Busiest Domestic Routes from BSB 2024
| Rank | Airport | Passengers |
|---|---|---|
| 1 | São Paulo–Congonhas | 2,416,761 |
| 2 | São Paulo–Guarulhos | 1,182,98 |
| 3 | Rio de Janeiro–Galeão | 788,273 |
| 4 | Belo Horizonte–Confins | 761,351 |
| 5 | Recife | 709,555 |
| 6 | Salvador da Bahia | 629,778 |
| 7 | Fortaleza | 547,459 |
| 8 | Rio de Janeiro–Santos Dumont | 533,561 |
| 9 | Campinas | 507,770 |
| 10 | Manaus | 461,503 |

==Accidents and incidents==
- 22 December 1962: a Varig Convair CV-240 registered as PP-VCQ, flying from Belo Horizonte-Pampulha to Brasília descended below the prescribed altitude while on final approach to Brasília, struck trees, skidded and fell to one side. One crew member died.
- 25 April 1970: a VASP Boeing 737-200 in route from Brasília to Manaus-Ponta Pelada was hijacked by a person who demanded to be flown to Cuba. The hijack lasted a day.
- 14 May 1970: a VASP Boeing 737-200 in route from Brasília to Manaus-Ponta Pelada was hijacked by a person who demanded to be flown to Cuba. Duration was one day.
- 22 February 1975: a VASP Boeing 737-200 registered as PP-SMU, in route from Goiânia to Brasília was hijacked by a person who demanded ransom. The hijacker was taken down.
- 25 May 1982: VASP Flight 234, a Boeing 737-2A1 registered as PP-SMY, made a hard landing with nose gear first at Brasília during rainy weather. The gear collapsed and the aircraft skidded off the runway breaking in two. Two passengers out of 118 occupants died.

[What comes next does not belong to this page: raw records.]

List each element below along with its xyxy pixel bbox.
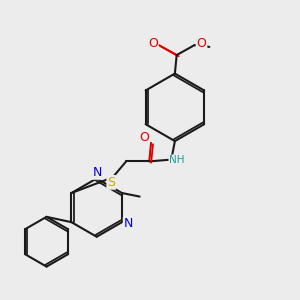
Text: N: N	[124, 218, 133, 230]
Text: NH: NH	[169, 155, 185, 165]
Text: O: O	[148, 37, 158, 50]
Text: O: O	[139, 131, 149, 144]
Text: O: O	[196, 37, 206, 50]
Text: S: S	[107, 176, 115, 189]
Text: N: N	[93, 166, 102, 179]
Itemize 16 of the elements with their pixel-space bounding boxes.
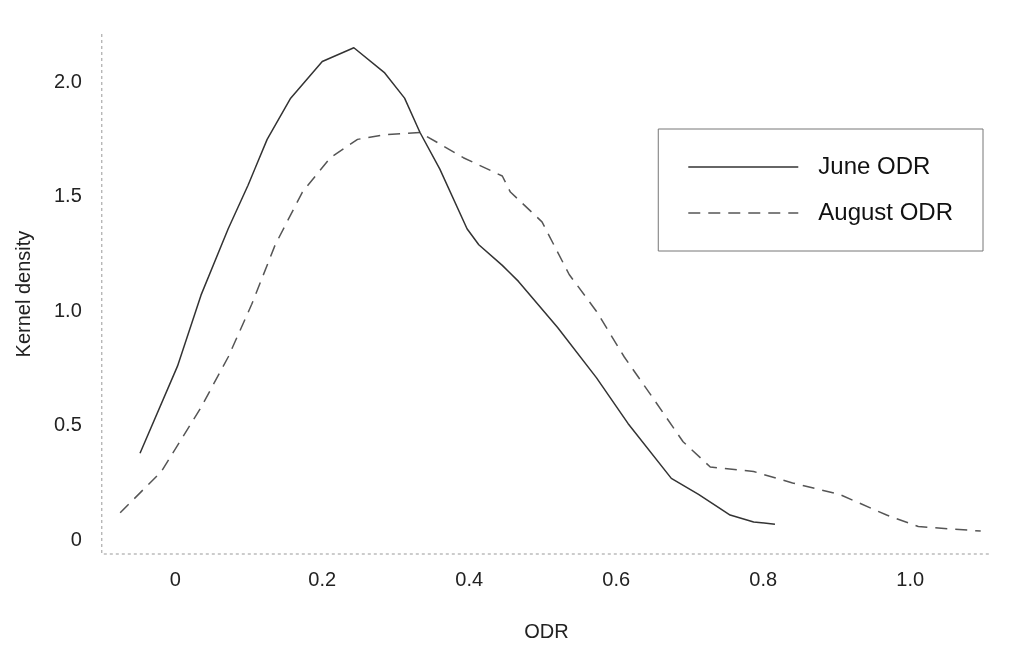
y-tick-label: 1.0 [53, 298, 82, 321]
line-series [119, 131, 982, 532]
y-axis-title: Kernel density [11, 230, 34, 358]
legend-label: June ODR [818, 151, 931, 179]
x-tick-label: 1.0 [896, 567, 925, 590]
x-tick-label: 0 [169, 567, 181, 590]
x-tick-label: 0.4 [455, 567, 484, 590]
y-tick-label: 0 [70, 527, 82, 550]
y-tick-label: 0.5 [53, 413, 82, 436]
x-tick-label: 0.8 [749, 567, 778, 590]
y-tick-label: 1.5 [53, 184, 82, 207]
x-tick-label: 0.6 [602, 567, 631, 590]
x-axis-title: ODR [524, 619, 569, 642]
legend-label: August ODR [818, 197, 953, 225]
y-tick-label: 2.0 [53, 69, 82, 92]
x-tick-label: 0.2 [308, 567, 337, 590]
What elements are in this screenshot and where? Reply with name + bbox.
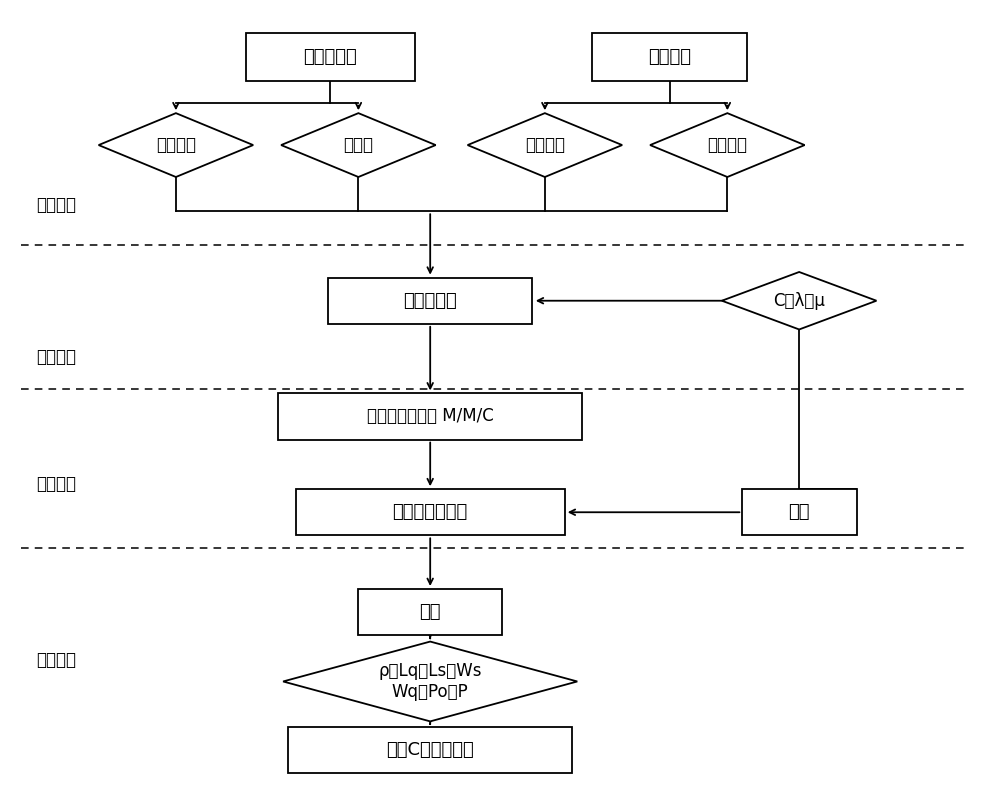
Polygon shape xyxy=(650,113,805,177)
Text: 工作强度: 工作强度 xyxy=(525,136,565,154)
Text: C、λ、μ: C、λ、μ xyxy=(773,292,825,310)
Polygon shape xyxy=(468,113,622,177)
Bar xyxy=(278,393,582,440)
Bar xyxy=(288,727,572,773)
Polygon shape xyxy=(283,642,577,722)
Text: 排队论分析模型: 排队论分析模型 xyxy=(393,503,468,521)
Bar xyxy=(246,34,415,81)
Text: 问卷调查: 问卷调查 xyxy=(648,48,691,66)
Polygon shape xyxy=(99,113,253,177)
Text: 建立排队论模型 M/M/C: 建立排队论模型 M/M/C xyxy=(367,408,494,425)
Text: 就诊量: 就诊量 xyxy=(343,136,373,154)
Text: ρ、Lq、Ls、Ws
Wq、Po、P: ρ、Lq、Ls、Ws Wq、Po、P xyxy=(378,662,482,701)
Text: 步骤三：: 步骤三： xyxy=(36,475,76,493)
Bar xyxy=(296,489,565,535)
Text: 输入: 输入 xyxy=(788,503,810,521)
Text: 工时测定法: 工时测定法 xyxy=(403,292,457,310)
Text: 步骤一：: 步骤一： xyxy=(36,196,76,214)
Text: 工作时间: 工作时间 xyxy=(156,136,196,154)
Text: 获得C的合理数量: 获得C的合理数量 xyxy=(386,741,474,759)
Text: 步骤四：: 步骤四： xyxy=(36,651,76,669)
Polygon shape xyxy=(722,272,876,329)
Bar xyxy=(328,278,532,324)
Text: 统计工作量: 统计工作量 xyxy=(304,48,357,66)
Bar xyxy=(742,489,857,535)
Text: 等待时间: 等待时间 xyxy=(707,136,747,154)
Bar xyxy=(358,589,502,635)
Bar xyxy=(592,34,747,81)
Polygon shape xyxy=(281,113,436,177)
Text: 输出: 输出 xyxy=(419,603,441,621)
Text: 步骤二：: 步骤二： xyxy=(36,348,76,365)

- 18 March 1991: an Air Conesul Táxi Aéreo Learjet 25 crashed during a nighttime approach 8 km (5mls) from the airport. All four occupants were killed.

==Access==
The airport is located 13 km from downtown Brasília, in the administrative region of Lago Sul. Regular buses, numbers 102 and 102.1, are frequent and link the airport to the main bus terminal at Rodoviária, from where travelers can catch buses or the subway to other parts of the city. The airport is also served by taxis.